届出が必要な、電気通信主任技術者とは?

電気通信事業登録または電気通信事業届出の後、自己回線を所有、または設備の所有者と「IRU契約」を締結して電気通信事業を始める方は、一定規模以上の場合、役務(サービス)の開始前に「電気通信主任技術者の選任届出」を、本社の所在地を管轄する総合通信局へ行う必要があります。

 

電気通信事業者は、自らの事業用電気通信設備を総務省令で定める技術基準に適合するよう自主的に維持するため、電気通信主任技術者を選任し、電気通信設備の工事・維持・運用の監督にあたらせなければなりません。

 

電気通信主任技術者には適合する資格者のみを選ぶことができますが、資格の種類は、事業用電気通信設備や管理する内容によって、次のように異なります。

 

【伝送交換設備及びこれに附属する設備の工事、維持及び運用が必要な場合】

・伝送交換主任技術者資格者証

 ※伝送交換主任技術者試験に合格した方などに交付されます。
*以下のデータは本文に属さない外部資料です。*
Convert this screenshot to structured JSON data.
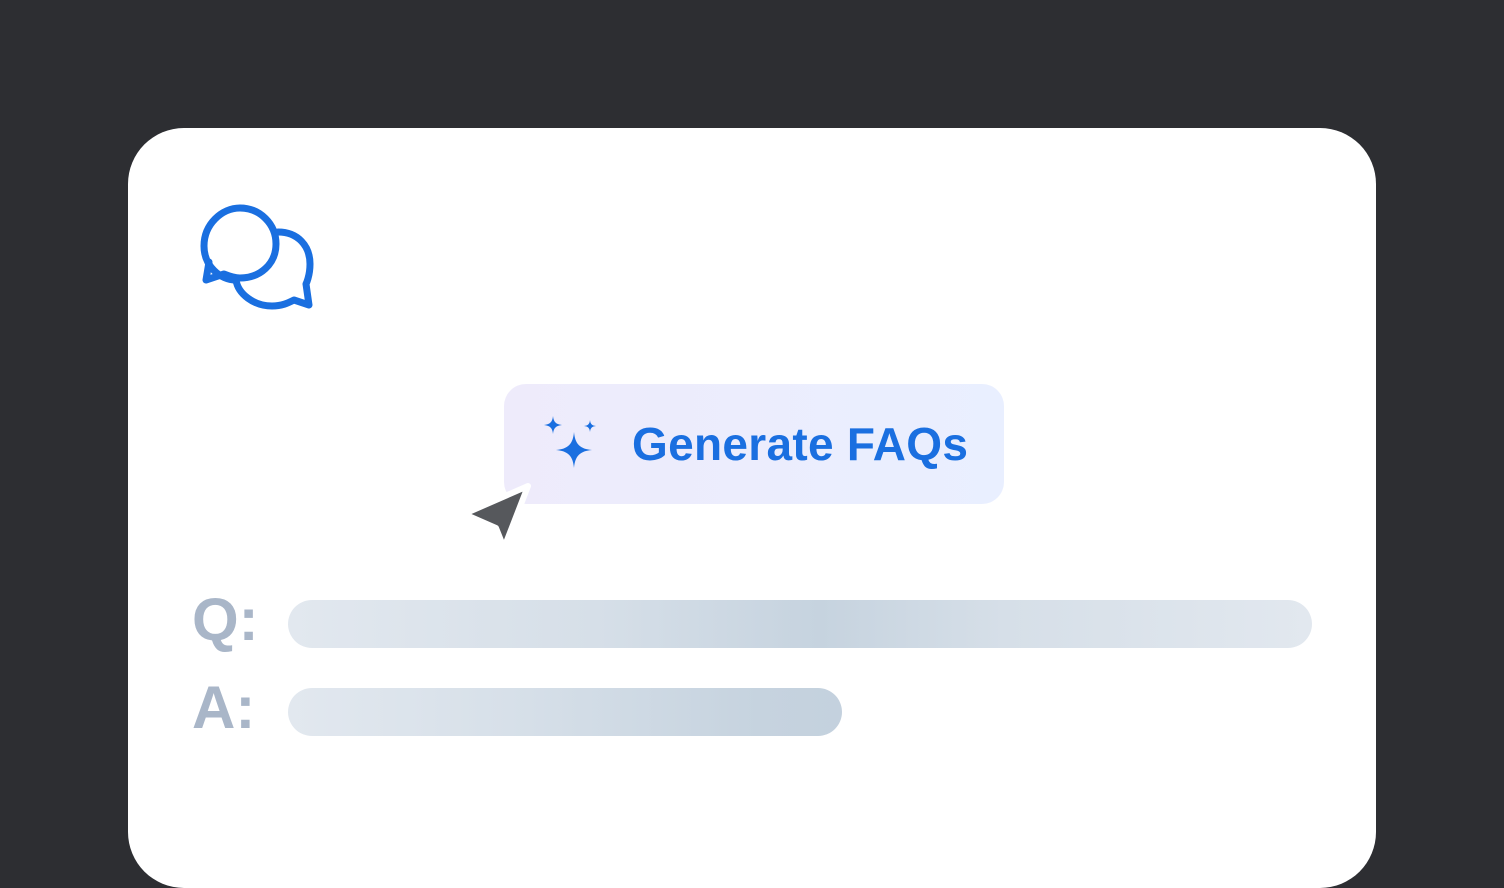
{
  "app": {
    "logo_icon": "chat-bubbles-icon",
    "accent_color": "#1a6fe0"
  },
  "generate_button": {
    "label": "Generate FAQs",
    "icon": "sparkle-icon"
  },
  "cursor": {
    "icon": "arrow-pointer-icon"
  },
  "faq": {
    "question_label": "Q:",
    "answer_label": "A:"
  }
}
試験は、電気通信主任技術者として必要な最低限の専門的知識及び能力について行われます。

 

【線路設備及びこれらに附属する設備の工事、維持及び運用が必要な場合】

・線路主任技術者資格者証

 ※線路主任技術者試験に合格した方などに交付されます。試験は、電気通信主任技術者として必要な最低限の専門的知識及び能力について行われます。

 

これらの電気通信主任技術者の選任は、原則として、事業用電気通信設備を直接に管理する事業場ごととなります。 

ただし、多数の事業場が地理的・組織的に近接し、設備の巡視・点検及び検査の結果が報告できるなど、一定の条件を満たす場合は、電気通信主任技術者が一定の範囲内の他の事業場の設備も併せて監督することができます。また、設備の巡視、点検及び検査の実施には、監視カメラ、ドローン等による遠隔監視など、デジタル技術を活用することが可能です。
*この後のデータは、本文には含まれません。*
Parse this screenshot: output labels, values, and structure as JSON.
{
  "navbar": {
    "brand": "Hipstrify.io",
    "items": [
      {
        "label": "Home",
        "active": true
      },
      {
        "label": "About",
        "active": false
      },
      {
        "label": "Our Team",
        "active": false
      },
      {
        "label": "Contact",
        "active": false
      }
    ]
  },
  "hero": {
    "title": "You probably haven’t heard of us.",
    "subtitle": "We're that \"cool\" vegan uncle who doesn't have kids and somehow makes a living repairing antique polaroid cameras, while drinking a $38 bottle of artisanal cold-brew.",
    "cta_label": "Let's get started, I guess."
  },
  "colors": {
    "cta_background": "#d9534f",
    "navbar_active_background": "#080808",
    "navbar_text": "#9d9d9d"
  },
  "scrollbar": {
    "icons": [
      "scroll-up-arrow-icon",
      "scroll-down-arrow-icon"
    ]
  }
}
※業務区域が一都道府県の区域を超える場合は、設備を設置する都道府県ごとに資格者を選任しなければなりません。

 

なお、電気通信主任技術者は、事業所への常駐義務や、専任義務が課されるものではありません。

 

選任された電気通信主任技術者は、3年に一度、総務大臣が登録した機関が実施する講習を受講する必要があります。

また、電気通信主任技術者を解任する場合も「解任届出」が必要となります。

 

この電気通信主任技術者の選任届出は、設備や回線を借りて事業を行う(自己回線を所有しない、設備の所有者と「IRU契約」を締結しない)場合は、貸主である電気通信事業者が電気通信主任技術者を選任している設備となるため、音声伝送役務用設備コア機能社会的影響がある事業を除き、お手続きを行う必要はありません。また、同じ敷地内で設備を設置するような小規模の電気通信役務である場合も、手続きが不要な可能性があります。

音声伝送役務用設備とは、アナログ電話用設備、総合デジタル通信用設備、固定電話番号を使用するインターネットプロトコル電話用設備、携帯電話用設備、特定携帯電話用設備、PHS用設備を指します。これらは、他社設備の借用でも電気通信主任技術者が必要となります。

コア機能とは、交換機能、電気通信設備の交換機能、電気通信設備の運用・監視または保守に係る機能、通信の接続または認証に係る加入者管理機能を指します。これらは、他社設備の借用でも電気通信主任技術者が必要となります。

社会的影響がある事業とは、100万人以上のユーザーを確保する事業などを指します。この場合、他社設備の借用でも電気通信主任技術者が必要となります。